Other’s seem to be doing a pretty good job supporting my interpretation of things with scripture, and with St. Thomas Aquinas, actually.
God does not set us up to fail. We are unworthy, every one of us. All are called, but few respond. Those few accept the perfect sacrifice of Christ and are saved.
How we come to Christ, or don’t come to Christ, is on each individual.
I read the Bible, each day, and to my children.
To teach my children that God has not put a heart in you that will make it such that they will find Christ is beyond any abuse I can think of inflicting on them. Maybe Christ will grab you by the throat, carve out your heart of stone, and put one of flesh in them that is receptive to His redemption - there’s no basis in scripture for that.
No one is beyond redemption prior to their death. To teach otherwise is heretical.
Then don't be so foolish as to teach them that. Teach them that God loves them because He has given His own Son to pay for their sins because God's "promise is to believers and their children."
Tell them God loves them so much He will bring them to Him, one way or another, and that He will never, ever let go of them.
Tell them that because God loves them they are precious in His sight and that they will believe in Jesus Christ as Lord and Savior because God has numbered them among His family from before the foundation of the world.
Then leave the rest to God. Our job is to bring up children who kneel to none but Christ and who know their salvation is by Christ alone, confident that He loves those whom we love because God gave us our children in the first place.
Maybe Christ will grab you by the throat, carve out your heart of stone, and put one of flesh in them that is receptive to His redemption - there's no basis in scripture for that.
???
If you really think that, after I've given you Scripture for every word you just wrote, then I've done all I can to aid your vision. After all, it's God who gives eyes to see and ears to hear.

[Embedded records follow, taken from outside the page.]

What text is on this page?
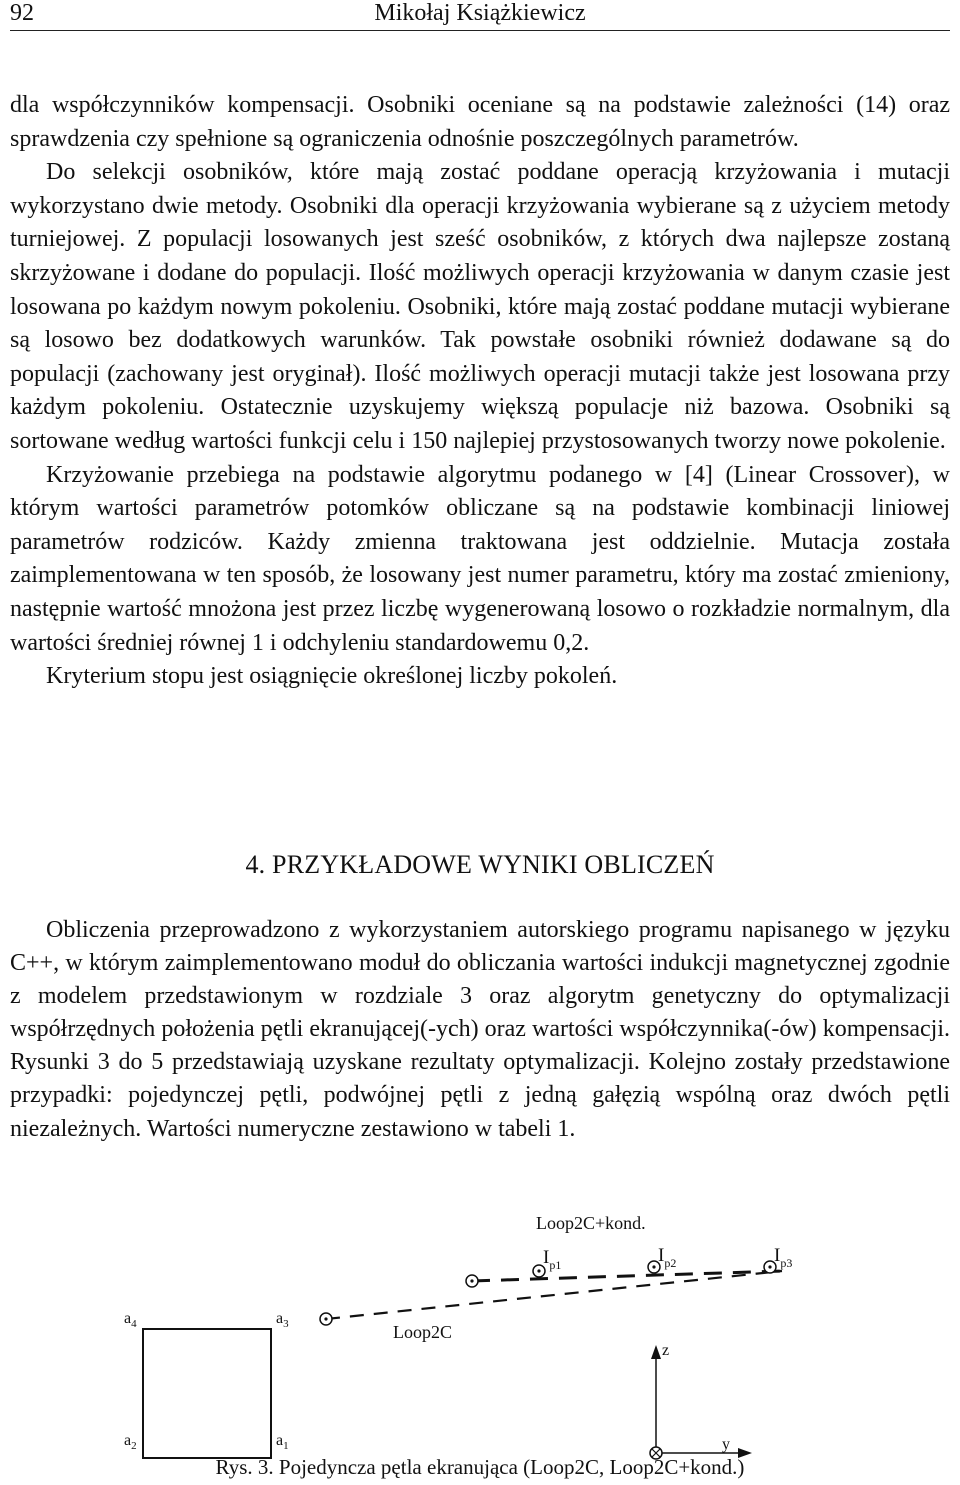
Mikołaj Książkiewicz
92

dla współczynników kompensacji. Osobniki oceniane są na podstawie zależności (14) oraz sprawdzenia czy spełnione są ograniczenia odnośnie poszczególnych parametrów.

Do selekcji osobników, które mają zostać poddane operacją krzyżowania i mutacji wykorzystano dwie metody. Osobniki dla operacji krzyżowania wybierane są z użyciem metody turniejowej. Z populacji losowanych jest sześć osobników, z których dwa najlepsze zostaną skrzyżowane i dodane do populacji. Ilość możliwych operacji krzyżowania w danym czasie jest losowana po każdym nowym pokoleniu. Osobniki, które mają zostać poddane mutacji wybierane są losowo bez dodatkowych warunków. Tak powstałe osobniki również dodawane są do populacji (zachowany jest oryginał). Ilość możliwych operacji mutacji także jest losowana przy każdym pokoleniu. Ostatecznie uzyskujemy większą populacje niż bazowa. Osobniki są sortowane według wartości funkcji celu i 150 najlepiej przystosowanych tworzy nowe pokolenie.

Krzyżowanie przebiega na podstawie algorytmu podanego w [4] (Linear Crossover), w którym wartości parametrów potomków obliczane są na podstawie kombinacji liniowej parametrów rodziców. Każdy zmienna traktowana jest oddzielnie. Mutacja została zaimplementowana w ten sposób, że losowany jest numer parametru, który ma zostać zmieniony, następnie wartość mnożona jest przez liczbę wygenerowaną losowo o rozkładzie normalnym, dla wartości średniej równej 1 i odchyleniu standardowemu 0,2.

Kryterium stopu jest osiągnięcie określonej liczby pokoleń.

4. PRZYKŁADOWE WYNIKI OBLICZEŃ

Obliczenia przeprowadzono z wykorzystaniem autorskiego programu napisanego w języku C++, w którym zaimplementowano moduł do obliczania wartości indukcji magnetycznej zgodnie z modelem przedstawionym w rozdziale 3 oraz algorytm genetyczny do optymalizacji współrzędnych położenia pętli ekranującej(-ych) oraz wartości współczynnika(-ów) kompensacji. Rysunki 3 do 5 przedstawiają uzyskane rezultaty optymalizacji. Kolejno zostały przedstawione przypadki: pojedynczej pętli, podwójnej pętli z jedną gałęzią wspólną oraz dwóch pętli niezależnych. Wartości numeryczne zestawiono w tabeli 1.

Loop2C+kond.
$I_{p1}$	$I_{p2}$	$I_{p3}$
Loop2C
$a_4$	$a_3$
$a_2$	$a_1$
z
y
Rys. 3. Pojedyncza pętla ekranująca (Loop2C, Loop2C+kond.)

No one is beyond redemption prior to their death.
We don't know the names of the elect, so we judge men by their fruit.
But it's clear from Scripture that some men are "beyond redemption." Christ Himself said it would have been better for Judas never to have been born than for what awaited him, and that Christ knew from the beginning who would betray Him so that the Scriptures would be fulfilled.
Was there ever a chance Judas wouldn't betray Christ, the "Lamb slain from the foundation of the world?"